# Load data

In [13]:
amazon = sqlContext.read.format('csv'). \
    .option("inferSchema",True). \
    .option("header", True). \
    .option("delimiter","\t"). \
    .load("com-amazon.ungraph.txt")

In [116]:
amazon.limit(5).toPandas()

Unnamed: 0,source,target
0,1,88160
1,1,118052
2,1,161555
3,1,244916
4,1,346495


# Generate Vertex and Edge table

In [37]:
e = amazon

In [16]:
v = amazon[['source']].union(amazon[['target']]).distinct()

## Rename column names into GraphFrame acceptable column names

In [39]:
e = e.withColumnRenamed('source','src').withColumnRenamed('target','dst')

In [None]:
v = v.withColumnRenamed('source','id')

## Use GraphFrame to manipulate data 

In [40]:
from graphframes import *
g = GraphFrame(v, e)

## Create In Degree Table 

In [102]:
InDegreeTable = g.inDegrees.orderBy("inDegree", ascending = False)

In [104]:
#write into csv so that Gephi can read
InDegreeTable.coalesce(1).write.format('com.databricks.spark.csv').save('InDegreeTable.csv',header = 'true')

### Find the most frequent co-occuring product 

In [63]:
most_popular_1 = g.inDegrees.orderBy("inDegree", ascending = False).limit(1)

In [101]:
most_popular_1.show()

+------+--------+
|    id|inDegree|
+------+--------+
|548091|     571|
+------+--------+



### Find co-occuring products of the most frequent product 

In [76]:
new_data_1 = e.filter(e.src.isin(['548091']) | e.dst.isin(['548091']))

In [91]:
list1 = [int(i.src) for i in new_data_1.collect()]
list2 = [int(i.dst) for i in new_data_1.collect()]

In [93]:
new_data_2 = e.filter(e.src.isin(list1) | e.src.isin(list2) | e.dst.isin(list1) | e.dst.isin(list2))

In [90]:
new_data_2.coalesce(1).write.format('com.databricks.spark.csv').save('new_data_2.csv',header = 'true')
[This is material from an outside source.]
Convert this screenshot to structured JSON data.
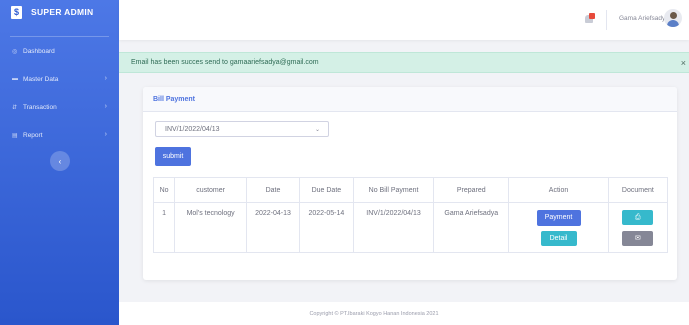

### Find co-occuring products of the most frequent product

In [96]:
list3 =  [int(i.src) for i in new_data_2.collect()]
list4 =  [int(i.dst) for i in new_data_2.collect()]

In [98]:
new_data_3 = e.filter(e.src.isin(list3) | e.src.isin(list3) | e.dst.isin(list4) | e.dst.isin(list4))

In [99]:
new_data_3 = new_data_3.withColumnRenamed('src','source').withColumnRenamed('dst','target')

In [100]:
new_data_3.coalesce(1).write.format('com.databricks.spark.csv').save('new_data_3.csv',header = 'true')